Monday 28 January 2013

One Day A Mum Dream

It's fair to say that after The Few had made their voices heard, it knocked me sideways for a while. Considerably. If I am honest. I had been shocked and surprised by their thoughts and responses. I did cry for weeks and yes I was angry at the cruel words that had stung in my face like ice. I wrestled with the reasons and tried to work out where was truth in this, if anywhere?  I doubted and questioned my own confidence and my own capabilities. Could I parent - and on my own? Was I mad to contemplate this?
What would I do if.... scenarios played in my head.
What will I do when?
How will I?
Why?
As my own voice grew stronger, so did some of the answers to their questions and the seeds of doubt sewn, gradually dispelled.
I found my voice, the voice of One,which became less aggressive in my head - too - over the following weeks - as my own reasoning and deep beliefs and longings resurfaced and overtook the anger towards the voices of Few and the disappointment that had ensued.
It was true, I was hugely disappointed by some of the hurtful things that had been said. The words had left me feeling half a person.
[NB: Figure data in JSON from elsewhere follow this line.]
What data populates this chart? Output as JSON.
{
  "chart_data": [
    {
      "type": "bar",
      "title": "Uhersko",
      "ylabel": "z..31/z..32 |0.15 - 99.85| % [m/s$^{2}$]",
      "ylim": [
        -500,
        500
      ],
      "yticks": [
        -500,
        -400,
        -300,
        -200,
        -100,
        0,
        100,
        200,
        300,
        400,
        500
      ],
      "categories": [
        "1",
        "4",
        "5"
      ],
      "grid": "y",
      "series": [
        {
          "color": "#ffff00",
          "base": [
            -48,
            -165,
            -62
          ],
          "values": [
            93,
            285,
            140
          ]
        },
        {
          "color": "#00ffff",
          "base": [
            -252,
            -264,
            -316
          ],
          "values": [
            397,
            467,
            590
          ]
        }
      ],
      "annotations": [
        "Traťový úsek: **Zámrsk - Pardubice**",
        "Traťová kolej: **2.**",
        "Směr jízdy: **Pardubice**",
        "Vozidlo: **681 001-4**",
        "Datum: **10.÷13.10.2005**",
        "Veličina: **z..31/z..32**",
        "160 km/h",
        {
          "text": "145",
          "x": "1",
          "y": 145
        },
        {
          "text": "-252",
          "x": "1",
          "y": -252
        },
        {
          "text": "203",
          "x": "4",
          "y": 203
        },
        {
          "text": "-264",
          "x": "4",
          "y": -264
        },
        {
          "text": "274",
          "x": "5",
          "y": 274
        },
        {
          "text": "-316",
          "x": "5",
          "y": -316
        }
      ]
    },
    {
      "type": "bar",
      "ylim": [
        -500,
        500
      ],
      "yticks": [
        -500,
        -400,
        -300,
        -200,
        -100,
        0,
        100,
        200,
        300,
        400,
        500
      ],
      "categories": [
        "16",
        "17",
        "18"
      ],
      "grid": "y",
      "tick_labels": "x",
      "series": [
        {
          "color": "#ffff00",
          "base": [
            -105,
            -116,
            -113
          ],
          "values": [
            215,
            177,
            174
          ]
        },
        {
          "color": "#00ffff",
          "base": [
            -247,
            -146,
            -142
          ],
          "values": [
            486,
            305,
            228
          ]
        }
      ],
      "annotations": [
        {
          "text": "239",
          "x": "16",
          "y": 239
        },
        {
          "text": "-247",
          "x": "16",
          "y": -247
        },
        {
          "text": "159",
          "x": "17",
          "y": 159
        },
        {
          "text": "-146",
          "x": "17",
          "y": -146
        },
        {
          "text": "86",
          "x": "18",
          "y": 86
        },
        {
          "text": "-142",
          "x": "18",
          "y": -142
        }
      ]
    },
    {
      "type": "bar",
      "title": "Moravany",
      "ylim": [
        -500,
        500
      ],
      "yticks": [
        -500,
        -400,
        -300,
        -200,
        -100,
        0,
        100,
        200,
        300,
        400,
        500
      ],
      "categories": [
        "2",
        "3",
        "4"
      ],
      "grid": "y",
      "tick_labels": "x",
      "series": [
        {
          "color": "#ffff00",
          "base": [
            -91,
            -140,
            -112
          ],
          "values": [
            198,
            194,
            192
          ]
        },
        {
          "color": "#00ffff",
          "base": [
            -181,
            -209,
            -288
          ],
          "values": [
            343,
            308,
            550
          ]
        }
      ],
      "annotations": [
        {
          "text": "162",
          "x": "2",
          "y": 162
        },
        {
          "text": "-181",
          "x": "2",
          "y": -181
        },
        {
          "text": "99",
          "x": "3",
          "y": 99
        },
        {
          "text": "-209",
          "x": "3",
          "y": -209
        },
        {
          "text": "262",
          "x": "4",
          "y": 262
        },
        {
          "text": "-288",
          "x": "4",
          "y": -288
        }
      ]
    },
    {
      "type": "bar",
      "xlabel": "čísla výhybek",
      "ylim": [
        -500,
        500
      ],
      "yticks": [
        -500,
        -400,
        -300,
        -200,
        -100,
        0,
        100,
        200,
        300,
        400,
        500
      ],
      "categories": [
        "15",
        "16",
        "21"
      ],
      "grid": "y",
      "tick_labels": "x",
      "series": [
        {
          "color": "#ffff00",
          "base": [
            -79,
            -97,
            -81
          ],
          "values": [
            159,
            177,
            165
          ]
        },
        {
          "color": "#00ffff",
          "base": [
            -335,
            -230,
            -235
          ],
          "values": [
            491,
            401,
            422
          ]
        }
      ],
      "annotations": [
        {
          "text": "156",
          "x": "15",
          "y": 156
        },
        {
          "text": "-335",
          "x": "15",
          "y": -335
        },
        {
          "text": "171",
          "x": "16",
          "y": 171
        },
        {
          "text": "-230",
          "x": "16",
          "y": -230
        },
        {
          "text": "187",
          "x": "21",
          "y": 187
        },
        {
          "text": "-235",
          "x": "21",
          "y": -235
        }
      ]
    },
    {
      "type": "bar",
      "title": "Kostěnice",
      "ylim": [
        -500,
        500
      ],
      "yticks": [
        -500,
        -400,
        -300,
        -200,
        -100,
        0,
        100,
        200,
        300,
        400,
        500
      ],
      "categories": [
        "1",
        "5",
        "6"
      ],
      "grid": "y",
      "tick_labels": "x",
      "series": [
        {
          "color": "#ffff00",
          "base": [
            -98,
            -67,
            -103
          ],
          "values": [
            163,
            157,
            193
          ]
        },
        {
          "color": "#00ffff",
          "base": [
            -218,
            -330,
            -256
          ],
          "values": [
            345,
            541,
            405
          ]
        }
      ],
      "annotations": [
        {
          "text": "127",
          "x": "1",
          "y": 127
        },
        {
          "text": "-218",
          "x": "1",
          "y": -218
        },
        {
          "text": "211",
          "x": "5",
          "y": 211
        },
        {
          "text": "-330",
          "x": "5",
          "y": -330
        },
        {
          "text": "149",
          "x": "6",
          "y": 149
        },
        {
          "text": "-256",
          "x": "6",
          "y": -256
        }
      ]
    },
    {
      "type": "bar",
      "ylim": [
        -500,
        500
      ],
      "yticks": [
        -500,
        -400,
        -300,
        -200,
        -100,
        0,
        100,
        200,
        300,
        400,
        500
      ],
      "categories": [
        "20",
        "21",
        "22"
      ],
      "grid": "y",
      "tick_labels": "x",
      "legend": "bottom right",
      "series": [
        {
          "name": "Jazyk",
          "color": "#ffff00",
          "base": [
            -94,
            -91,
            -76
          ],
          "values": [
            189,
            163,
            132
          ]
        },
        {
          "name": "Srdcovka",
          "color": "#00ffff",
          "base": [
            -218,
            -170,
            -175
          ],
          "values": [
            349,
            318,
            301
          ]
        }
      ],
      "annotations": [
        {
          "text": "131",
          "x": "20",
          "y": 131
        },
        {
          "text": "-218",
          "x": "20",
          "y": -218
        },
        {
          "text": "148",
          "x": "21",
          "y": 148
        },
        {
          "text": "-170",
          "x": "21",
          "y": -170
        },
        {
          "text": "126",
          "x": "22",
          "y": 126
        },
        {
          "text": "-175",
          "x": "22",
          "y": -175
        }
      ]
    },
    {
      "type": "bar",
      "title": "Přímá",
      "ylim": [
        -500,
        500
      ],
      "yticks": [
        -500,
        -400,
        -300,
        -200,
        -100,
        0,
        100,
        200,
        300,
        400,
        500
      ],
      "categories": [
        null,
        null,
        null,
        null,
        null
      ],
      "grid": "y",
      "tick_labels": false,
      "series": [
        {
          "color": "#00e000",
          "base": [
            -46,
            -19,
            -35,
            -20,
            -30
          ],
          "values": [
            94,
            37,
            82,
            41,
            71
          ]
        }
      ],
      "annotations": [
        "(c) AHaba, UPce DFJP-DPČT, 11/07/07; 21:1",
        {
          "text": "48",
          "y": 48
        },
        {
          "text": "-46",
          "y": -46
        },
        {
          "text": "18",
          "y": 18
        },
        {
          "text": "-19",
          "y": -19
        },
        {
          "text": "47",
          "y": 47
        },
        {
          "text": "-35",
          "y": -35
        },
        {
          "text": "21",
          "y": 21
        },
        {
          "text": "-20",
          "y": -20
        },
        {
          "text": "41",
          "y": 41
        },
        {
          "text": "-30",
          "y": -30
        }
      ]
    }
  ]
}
Wounded and hurt, inadequate - and single.
And alone.
Loneliness swirled around me and swamped me.
Single and childless.
I had retirement to look forward to, I guess.
Giving up on this dream, the glimmer of hope, the first hurdle in this adoption process seemed wrong.
It would mean carrying on regardless - possibly without their blessing. Their blessing that might also mean their support - practically and emotionally. The reality of them not perhaps being involved in our lives was a harsh one to face.
Was I prepared to take the risk?
You hear of families and or friendships being lost over this kind of thing.
The rift. The fall out.
Where would that leave me?
Where would that leave them?
And what would life be like for a child if there was such a loss of friendship, or life with such disapproval?
I tried to talk with some friends and family over the next few weeks, leading up to the Adoption Preparation Group days. It wasn't easy. Not everything was easily resolved. I wasn't sure if time would be a healer or if having their blessing would happen. Not yet. Maybe never.
Could I do that?
Am I strong enough?
What are the repercussions of my choices?
After all, children need friends and family around them, don't they?
However,  encouraged and cheered along by the voices of Many, who had encouraged and affirmed and re-affirmed me for who I was, who I am and the potential for who I will become.
I found my inner voice. I stood on my own two feet. I had wings. I wanted to fly. Or at least try.
The dream.
A Mum.
One day.
That was it.
I wanted to be a Mum one day.
The dream lived on.
My One Day A Mum Dream.
But would I be allowed to adopt on my own, especially if not everyone agreed ? Would the adoption agency have an issue with some friends and family not supporting me? Did my support need to be unanimous? Was this true or was it an urban myth?
I have some amazing : we are behind you all they way, friends and family. Is that enough?
Preparation Group loomed.
Would my dream be given a chance to be fulfilled?